The Committee comprises Ron Marsh (the Chairman), all of the Non-Executive Directors, being Moni Mannings, Paul Dean and Mark Hammond, and Martin Payne (the Chief Executive Officer). Accordingly, there are five members. The Committee is chaired by the Board Chairman except when considering his own re-election.
In accordance with UK Code Provision B.2.1, the majority of the members were independent. During the year, Martin Payne became CEO following the retirement of David Hall, and as a result took over David’s membership of the Committee.
Under the Committee’s Terms of Reference, the Committee will normally meet not less than twice a year and at such other times as the Chairman shall require. The Committee held three scheduled formal meetings during the year under review. After each Committee meeting, the Chairman reports to the Board on the main items discussed.
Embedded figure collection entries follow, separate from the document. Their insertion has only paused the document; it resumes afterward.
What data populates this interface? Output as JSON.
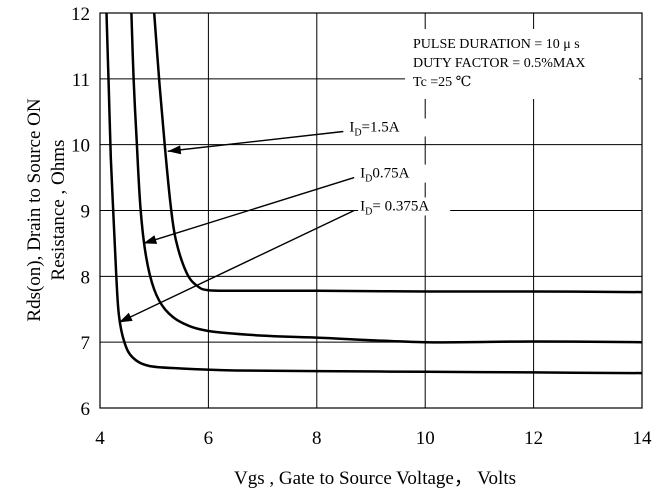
{
  "chart_data": {
    "type": "line",
    "title": "",
    "xlabel": "Vgs , Gate to Source Voltage， Volts",
    "ylabel_line1": "Rds(on), Drain to Source ON",
    "ylabel_line2": "Resistance , Ohms",
    "xlim": [
      4,
      14
    ],
    "ylim": [
      6,
      12
    ],
    "xticks": [
      "4",
      "6",
      "8",
      "10",
      "12",
      "14"
    ],
    "yticks": [
      "6",
      "7",
      "8",
      "9",
      "10",
      "11",
      "12"
    ],
    "grid": true,
    "conditions": [
      "PULSE    DURATION = 10 μ s",
      "DUTY    FACTOR = 0.5%MAX",
      "Tc =25  ℃"
    ],
    "series": [
      {
        "name": "ID=1.5A",
        "label_main": "I",
        "label_sub": "D",
        "label_rest": "=1.5A",
        "label_at": [
          8.6,
          10.2
        ],
        "arrow_to": [
          5.25,
          9.9
        ],
        "x": [
          5.0,
          5.1,
          5.2,
          5.3,
          5.4,
          5.6,
          5.8,
          6.0,
          6.5,
          8,
          10,
          12,
          14
        ],
        "y": [
          12.0,
          10.9,
          9.95,
          9.1,
          8.55,
          8.05,
          7.85,
          7.79,
          7.78,
          7.78,
          7.77,
          7.77,
          7.76
        ]
      },
      {
        "name": "ID0.75A",
        "label_main": "I",
        "label_sub": "D",
        "label_rest": "0.75A",
        "label_at": [
          8.8,
          9.5
        ],
        "arrow_to": [
          4.8,
          8.5
        ],
        "x": [
          4.58,
          4.62,
          4.68,
          4.75,
          4.85,
          5.0,
          5.2,
          5.5,
          6.0,
          7,
          8,
          10,
          12,
          14
        ],
        "y": [
          12.0,
          11.0,
          10.0,
          9.0,
          8.3,
          7.8,
          7.5,
          7.3,
          7.17,
          7.1,
          7.07,
          7.0,
          7.01,
          7.0
        ]
      },
      {
        "name": "ID= 0.375A",
        "label_main": "I",
        "label_sub": "D",
        "label_rest": "= 0.375A",
        "label_at": [
          8.8,
          9.0
        ],
        "arrow_to": [
          4.35,
          7.3
        ],
        "x": [
          4.12,
          4.16,
          4.2,
          4.25,
          4.3,
          4.35,
          4.45,
          4.6,
          4.9,
          5.5,
          6.5,
          8,
          10,
          12,
          14
        ],
        "y": [
          12.0,
          10.9,
          9.8,
          8.9,
          8.0,
          7.4,
          7.0,
          6.77,
          6.64,
          6.6,
          6.57,
          6.56,
          6.55,
          6.54,
          6.53
        ]
      }
    ]
  }
}
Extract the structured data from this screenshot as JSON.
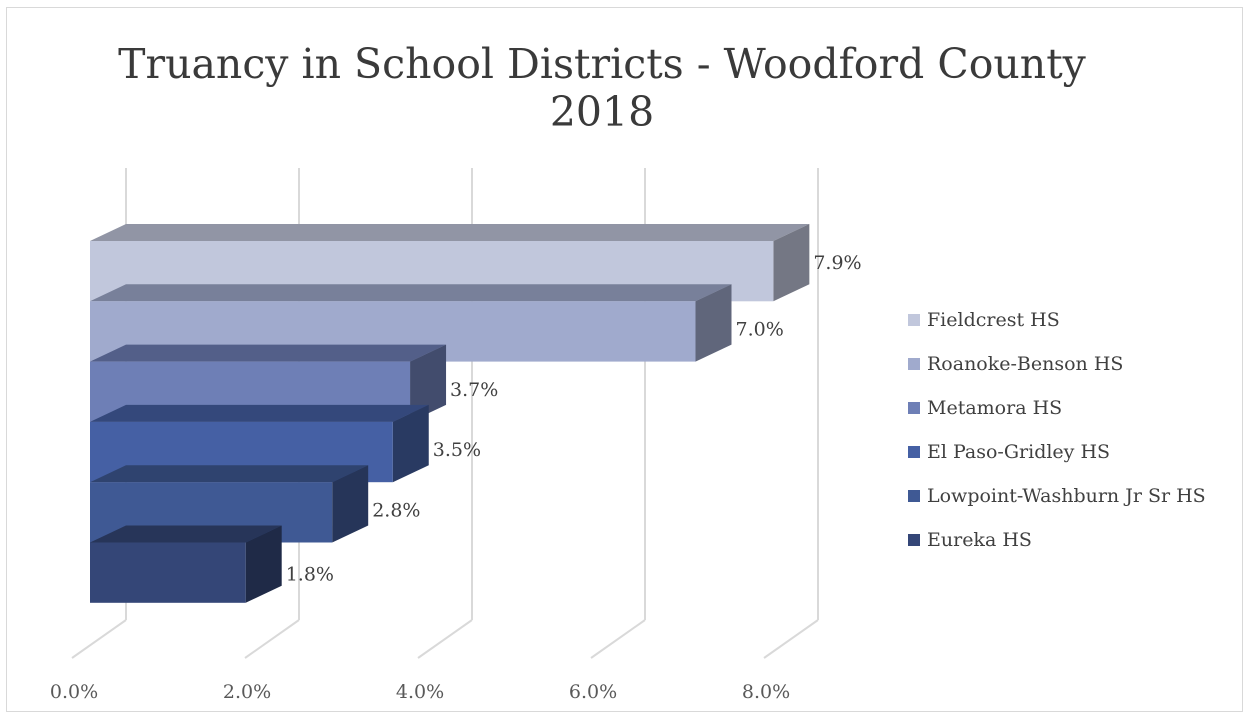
{
  "chart_data": {
    "type": "bar",
    "orientation": "horizontal",
    "style": "3d-stacked-depth",
    "title": "Truancy in School Districts - Woodford County",
    "subtitle": "2018",
    "categories": [
      "Fieldcrest HS",
      "Roanoke-Benson HS",
      "Metamora HS",
      "El Paso-Gridley HS",
      "Lowpoint-Washburn Jr Sr HS",
      "Eureka HS"
    ],
    "values": [
      7.9,
      7.0,
      3.7,
      3.5,
      2.8,
      1.8
    ],
    "value_labels": [
      "7.9%",
      "7.0%",
      "3.7%",
      "3.5%",
      "2.8%",
      "1.8%"
    ],
    "colors": [
      "#c1c7dc",
      "#a0aacd",
      "#6e7fb6",
      "#4560a4",
      "#3f5994",
      "#344677"
    ],
    "xlim": [
      0,
      8
    ],
    "x_ticks": [
      "0.0%",
      "2.0%",
      "4.0%",
      "6.0%",
      "8.0%"
    ],
    "x_tick_values": [
      0,
      2,
      4,
      6,
      8
    ],
    "xlabel": "",
    "ylabel": "",
    "grid": true,
    "legend": "right"
  }
}
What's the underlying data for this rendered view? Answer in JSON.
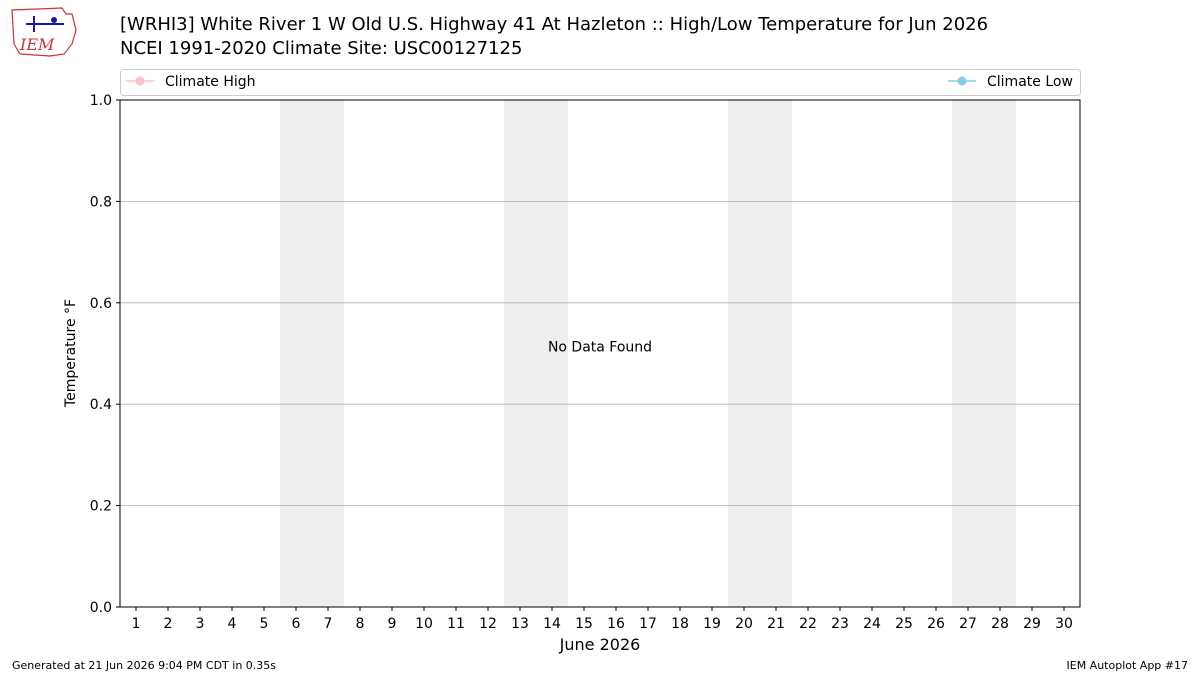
{
  "chart_data": {
    "type": "line",
    "title": "[WRHI3] White River 1 W Old U.S. Highway 41 At Hazleton :: High/Low Temperature for Jun 2026",
    "subtitle": "NCEI 1991-2020 Climate Site: USC00127125",
    "x_label": "June 2026",
    "y_label": "Temperature °F",
    "annotation": "No Data Found",
    "x": [
      1,
      2,
      3,
      4,
      5,
      6,
      7,
      8,
      9,
      10,
      11,
      12,
      13,
      14,
      15,
      16,
      17,
      18,
      19,
      20,
      21,
      22,
      23,
      24,
      25,
      26,
      27,
      28,
      29,
      30
    ],
    "xlim": [
      0.5,
      30.5
    ],
    "xticks": [
      1,
      2,
      3,
      4,
      5,
      6,
      7,
      8,
      9,
      10,
      11,
      12,
      13,
      14,
      15,
      16,
      17,
      18,
      19,
      20,
      21,
      22,
      23,
      24,
      25,
      26,
      27,
      28,
      29,
      30
    ],
    "ylim": [
      0,
      1
    ],
    "yticks": [
      {
        "value": 0,
        "label": "0.0"
      },
      0.2,
      0.4,
      0.6,
      0.8,
      {
        "value": 1,
        "label": "1.0"
      }
    ],
    "grid": "y",
    "shaded_spans": [
      [
        5.5,
        7.5
      ],
      [
        12.5,
        14.5
      ],
      [
        19.5,
        21.5
      ],
      [
        26.5,
        28.5
      ]
    ],
    "shade_color": "#eeeeee",
    "series": [
      {
        "name": "Climate High",
        "color": "pink",
        "values": [
          null,
          null,
          null,
          null,
          null,
          null,
          null,
          null,
          null,
          null,
          null,
          null,
          null,
          null,
          null,
          null,
          null,
          null,
          null,
          null,
          null,
          null,
          null,
          null,
          null,
          null,
          null,
          null,
          null,
          null
        ]
      },
      {
        "name": "Climate Low",
        "color": "skyblue",
        "values": [
          null,
          null,
          null,
          null,
          null,
          null,
          null,
          null,
          null,
          null,
          null,
          null,
          null,
          null,
          null,
          null,
          null,
          null,
          null,
          null,
          null,
          null,
          null,
          null,
          null,
          null,
          null,
          null,
          null,
          null
        ]
      }
    ]
  },
  "logo_text": "IEM",
  "footer_left": "Generated at 21 Jun 2026 9:04 PM CDT in 0.35s",
  "footer_right": "IEM Autoplot App #17"
}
During the year under review, the Committee carried out a process to recruit a new Chief Executive Officer to replace David Hall, who had indicated his intention to retire from the Company in October 2017. The Committee also considered the appointment of Glen Sabin to the Board as Chief Operating Officer and carried out a process to recruit a new Chief Financial Officer to replace Martin Payne. Further information on these processes is set out below. The Committee also carried out its duties as listed above and has given particular focus to succession planning for both the Board members as well as senior executives as discussed below. As stated in the Corporate Governance Report, all of the Company’s Directors will retire and each will offer themselves for election or re-election at the forthcoming AGM in accordance with UK Code Provision B.7.1. The Chairman confirms that the Committee has considered the formal performance evaluation and the contribution and commitment of the Directors that are required to offer themselves for re-election. The Chairman has confirmed to the Board that their performance and commitment is such that the Company should support their re-election.
No Director was able to vote in respect of their own re-election when consideration was given to Director re-election at the AGM.